Sunday, December 22, 2013

Python Garbage Collection

As an accidental programmer, I'm often encountering very interested things, which are probably used daily by professional developers, but I didn't  need to use them in my work. One of this things is "garbage collector". To be precise, I mean garbage collector in Python.

I like using Python because of its easiness. It is dynamically typed, and allows me to use quite large data structures without previous memory allocation. I was wondering how it is done, but didn't had time to check it out. But after some reading it looks pretty simple.

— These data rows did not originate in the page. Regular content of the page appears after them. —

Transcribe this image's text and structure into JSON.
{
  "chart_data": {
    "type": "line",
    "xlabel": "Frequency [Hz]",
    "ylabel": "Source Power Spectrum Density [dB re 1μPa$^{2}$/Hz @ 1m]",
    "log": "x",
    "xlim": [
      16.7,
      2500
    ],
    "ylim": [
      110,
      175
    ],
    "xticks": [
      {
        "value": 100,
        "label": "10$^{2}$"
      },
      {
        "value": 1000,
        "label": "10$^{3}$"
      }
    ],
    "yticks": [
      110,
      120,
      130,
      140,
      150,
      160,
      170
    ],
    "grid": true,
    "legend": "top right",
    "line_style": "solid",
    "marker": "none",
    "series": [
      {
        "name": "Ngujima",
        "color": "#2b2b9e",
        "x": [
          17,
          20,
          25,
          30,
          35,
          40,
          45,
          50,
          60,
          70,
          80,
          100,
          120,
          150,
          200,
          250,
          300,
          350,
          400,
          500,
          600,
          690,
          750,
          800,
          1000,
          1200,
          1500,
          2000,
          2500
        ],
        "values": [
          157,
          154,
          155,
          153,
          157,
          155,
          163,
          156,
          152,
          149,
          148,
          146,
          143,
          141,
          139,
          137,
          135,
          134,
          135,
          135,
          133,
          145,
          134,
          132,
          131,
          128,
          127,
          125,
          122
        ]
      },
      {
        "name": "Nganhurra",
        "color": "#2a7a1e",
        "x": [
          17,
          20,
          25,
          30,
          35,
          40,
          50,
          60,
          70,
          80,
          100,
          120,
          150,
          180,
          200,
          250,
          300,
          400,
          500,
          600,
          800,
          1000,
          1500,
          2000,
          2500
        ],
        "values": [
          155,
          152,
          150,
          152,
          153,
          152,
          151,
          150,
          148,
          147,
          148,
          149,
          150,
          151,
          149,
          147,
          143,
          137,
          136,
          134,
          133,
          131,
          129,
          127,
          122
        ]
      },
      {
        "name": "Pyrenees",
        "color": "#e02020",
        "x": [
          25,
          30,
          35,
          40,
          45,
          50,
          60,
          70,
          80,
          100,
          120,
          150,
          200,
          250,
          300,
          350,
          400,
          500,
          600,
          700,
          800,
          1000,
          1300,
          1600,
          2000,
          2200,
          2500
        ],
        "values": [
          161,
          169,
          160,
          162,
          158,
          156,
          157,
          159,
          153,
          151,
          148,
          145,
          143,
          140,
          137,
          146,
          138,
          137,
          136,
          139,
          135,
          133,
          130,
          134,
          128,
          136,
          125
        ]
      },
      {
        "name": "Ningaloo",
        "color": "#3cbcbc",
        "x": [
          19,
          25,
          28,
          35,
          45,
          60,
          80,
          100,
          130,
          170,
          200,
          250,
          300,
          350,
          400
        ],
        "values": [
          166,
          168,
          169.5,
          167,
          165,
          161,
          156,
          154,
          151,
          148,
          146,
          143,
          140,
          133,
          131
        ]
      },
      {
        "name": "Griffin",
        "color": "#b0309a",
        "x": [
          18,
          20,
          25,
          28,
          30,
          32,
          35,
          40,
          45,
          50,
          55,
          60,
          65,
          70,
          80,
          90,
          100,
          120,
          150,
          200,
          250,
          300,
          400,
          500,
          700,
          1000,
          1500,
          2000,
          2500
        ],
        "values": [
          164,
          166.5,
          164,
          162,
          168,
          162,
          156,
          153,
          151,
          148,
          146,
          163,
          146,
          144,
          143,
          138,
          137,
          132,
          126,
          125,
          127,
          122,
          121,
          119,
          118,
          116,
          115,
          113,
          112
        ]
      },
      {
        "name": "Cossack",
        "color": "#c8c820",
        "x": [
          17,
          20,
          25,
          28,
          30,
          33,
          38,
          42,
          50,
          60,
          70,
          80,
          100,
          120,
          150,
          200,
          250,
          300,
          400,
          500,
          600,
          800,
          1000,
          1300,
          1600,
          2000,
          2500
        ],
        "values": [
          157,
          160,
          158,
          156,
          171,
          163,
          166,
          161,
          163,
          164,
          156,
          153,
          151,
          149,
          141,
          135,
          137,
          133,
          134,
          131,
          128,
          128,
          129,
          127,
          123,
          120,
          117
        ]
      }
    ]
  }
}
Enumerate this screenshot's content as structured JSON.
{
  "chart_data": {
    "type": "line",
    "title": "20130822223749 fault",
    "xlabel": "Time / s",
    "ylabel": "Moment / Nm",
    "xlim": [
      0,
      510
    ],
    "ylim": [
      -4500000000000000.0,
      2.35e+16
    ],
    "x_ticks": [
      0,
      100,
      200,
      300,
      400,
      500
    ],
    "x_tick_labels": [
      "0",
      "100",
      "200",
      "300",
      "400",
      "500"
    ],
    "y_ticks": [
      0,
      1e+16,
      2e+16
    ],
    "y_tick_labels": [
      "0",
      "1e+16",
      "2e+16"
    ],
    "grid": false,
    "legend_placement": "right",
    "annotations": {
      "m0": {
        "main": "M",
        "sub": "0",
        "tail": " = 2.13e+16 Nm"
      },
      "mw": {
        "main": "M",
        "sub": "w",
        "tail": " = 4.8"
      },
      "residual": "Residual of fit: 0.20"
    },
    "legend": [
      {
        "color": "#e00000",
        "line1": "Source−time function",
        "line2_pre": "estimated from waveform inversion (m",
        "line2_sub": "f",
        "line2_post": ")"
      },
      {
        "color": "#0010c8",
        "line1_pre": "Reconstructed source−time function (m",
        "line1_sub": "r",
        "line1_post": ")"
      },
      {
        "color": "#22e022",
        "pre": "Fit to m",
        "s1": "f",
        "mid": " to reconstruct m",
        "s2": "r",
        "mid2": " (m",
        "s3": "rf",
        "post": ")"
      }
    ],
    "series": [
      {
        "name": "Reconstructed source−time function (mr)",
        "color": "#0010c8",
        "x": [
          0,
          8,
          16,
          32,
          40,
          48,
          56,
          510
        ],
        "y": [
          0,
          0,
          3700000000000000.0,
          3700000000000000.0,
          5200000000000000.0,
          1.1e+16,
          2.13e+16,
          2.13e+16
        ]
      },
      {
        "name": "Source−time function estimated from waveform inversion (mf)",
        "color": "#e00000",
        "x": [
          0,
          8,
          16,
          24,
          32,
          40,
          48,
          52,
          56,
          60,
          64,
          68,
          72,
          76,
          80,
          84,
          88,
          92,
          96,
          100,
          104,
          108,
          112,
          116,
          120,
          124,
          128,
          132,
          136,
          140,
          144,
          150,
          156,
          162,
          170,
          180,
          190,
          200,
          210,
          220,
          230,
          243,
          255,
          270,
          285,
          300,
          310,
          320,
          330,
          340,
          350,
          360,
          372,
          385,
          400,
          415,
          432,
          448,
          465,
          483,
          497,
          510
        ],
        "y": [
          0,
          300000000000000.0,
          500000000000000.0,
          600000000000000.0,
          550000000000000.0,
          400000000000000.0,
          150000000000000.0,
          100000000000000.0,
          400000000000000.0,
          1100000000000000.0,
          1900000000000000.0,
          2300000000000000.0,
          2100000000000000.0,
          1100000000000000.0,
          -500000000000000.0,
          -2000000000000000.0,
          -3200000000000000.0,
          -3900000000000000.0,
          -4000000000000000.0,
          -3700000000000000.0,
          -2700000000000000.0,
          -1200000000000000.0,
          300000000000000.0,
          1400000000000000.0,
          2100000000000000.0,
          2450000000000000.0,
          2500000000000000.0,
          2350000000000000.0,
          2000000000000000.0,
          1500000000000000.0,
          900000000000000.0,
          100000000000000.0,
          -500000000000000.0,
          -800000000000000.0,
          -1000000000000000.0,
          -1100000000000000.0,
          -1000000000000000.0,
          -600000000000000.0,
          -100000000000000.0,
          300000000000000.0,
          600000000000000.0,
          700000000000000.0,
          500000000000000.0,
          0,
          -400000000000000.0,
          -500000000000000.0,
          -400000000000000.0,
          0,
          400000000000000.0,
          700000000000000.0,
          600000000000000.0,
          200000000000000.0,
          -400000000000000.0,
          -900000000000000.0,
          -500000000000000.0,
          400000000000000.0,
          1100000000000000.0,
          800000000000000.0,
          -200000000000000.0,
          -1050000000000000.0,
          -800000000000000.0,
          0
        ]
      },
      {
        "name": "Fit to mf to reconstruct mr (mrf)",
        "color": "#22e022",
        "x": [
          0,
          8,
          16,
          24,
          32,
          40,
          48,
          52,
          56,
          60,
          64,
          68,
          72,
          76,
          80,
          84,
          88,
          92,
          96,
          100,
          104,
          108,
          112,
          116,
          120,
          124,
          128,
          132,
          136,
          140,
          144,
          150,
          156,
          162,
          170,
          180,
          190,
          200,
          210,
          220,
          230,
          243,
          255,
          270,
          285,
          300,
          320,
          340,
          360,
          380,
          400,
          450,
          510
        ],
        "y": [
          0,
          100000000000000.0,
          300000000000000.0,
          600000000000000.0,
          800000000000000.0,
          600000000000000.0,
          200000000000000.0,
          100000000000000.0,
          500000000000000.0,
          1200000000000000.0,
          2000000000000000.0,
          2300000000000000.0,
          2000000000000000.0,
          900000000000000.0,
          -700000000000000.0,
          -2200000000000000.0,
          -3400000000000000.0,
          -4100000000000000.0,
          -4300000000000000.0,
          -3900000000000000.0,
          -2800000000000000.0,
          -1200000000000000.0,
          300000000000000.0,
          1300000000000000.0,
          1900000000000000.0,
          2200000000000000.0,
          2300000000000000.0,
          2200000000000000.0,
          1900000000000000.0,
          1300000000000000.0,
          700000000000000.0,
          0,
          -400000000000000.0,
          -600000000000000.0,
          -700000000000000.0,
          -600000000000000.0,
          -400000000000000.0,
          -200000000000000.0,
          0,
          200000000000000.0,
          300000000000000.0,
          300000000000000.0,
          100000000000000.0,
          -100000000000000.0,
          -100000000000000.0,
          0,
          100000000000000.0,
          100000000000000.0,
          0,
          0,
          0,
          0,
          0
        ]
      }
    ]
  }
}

Every time Python allocates memory for data, it is starting reference counter for this object.  Every reference for this object is incrementing this counter. If references are removed, counter is decremented. If it equals zero, memory is deallocated.

Sometimes keeping precise subtractions of references is impossible, so tool called garbage collection is needed. This procedure (garbage collection) is time consuming, but can retrieve allocation of memory which is not longer needed. By default, garbage collection is invoked after threshold of counted references. In my Python setup it is 700. You can check this by (first returned value is mentioned threshold):
 import gc  
 print gc.get_threshold()  
As garbage collection is time expensive, sometimes it might be worth to execute it "by hand", for example after data preparation phase, and before
actual calculations on data. If program is responsible for handling 24/7 online user actions, it might be worth to run garbage collection once for twenty four hours when traffic is smallest.

What is interesting, this method is based on "how many" objects and not "how large" objects, so there is possibility that one will run out of memory and will be far from threshold on the same time. Then this is good time to analyze situation for possible tweaks.

In my work I didn't needed to adjust automated garbage collection. Luckily my data and surrounding objects didn't forced me into deeper research of this interesting problem. But now I'm little bit more aware that my programs don't have access to unlimited memory, and how to handle it ;).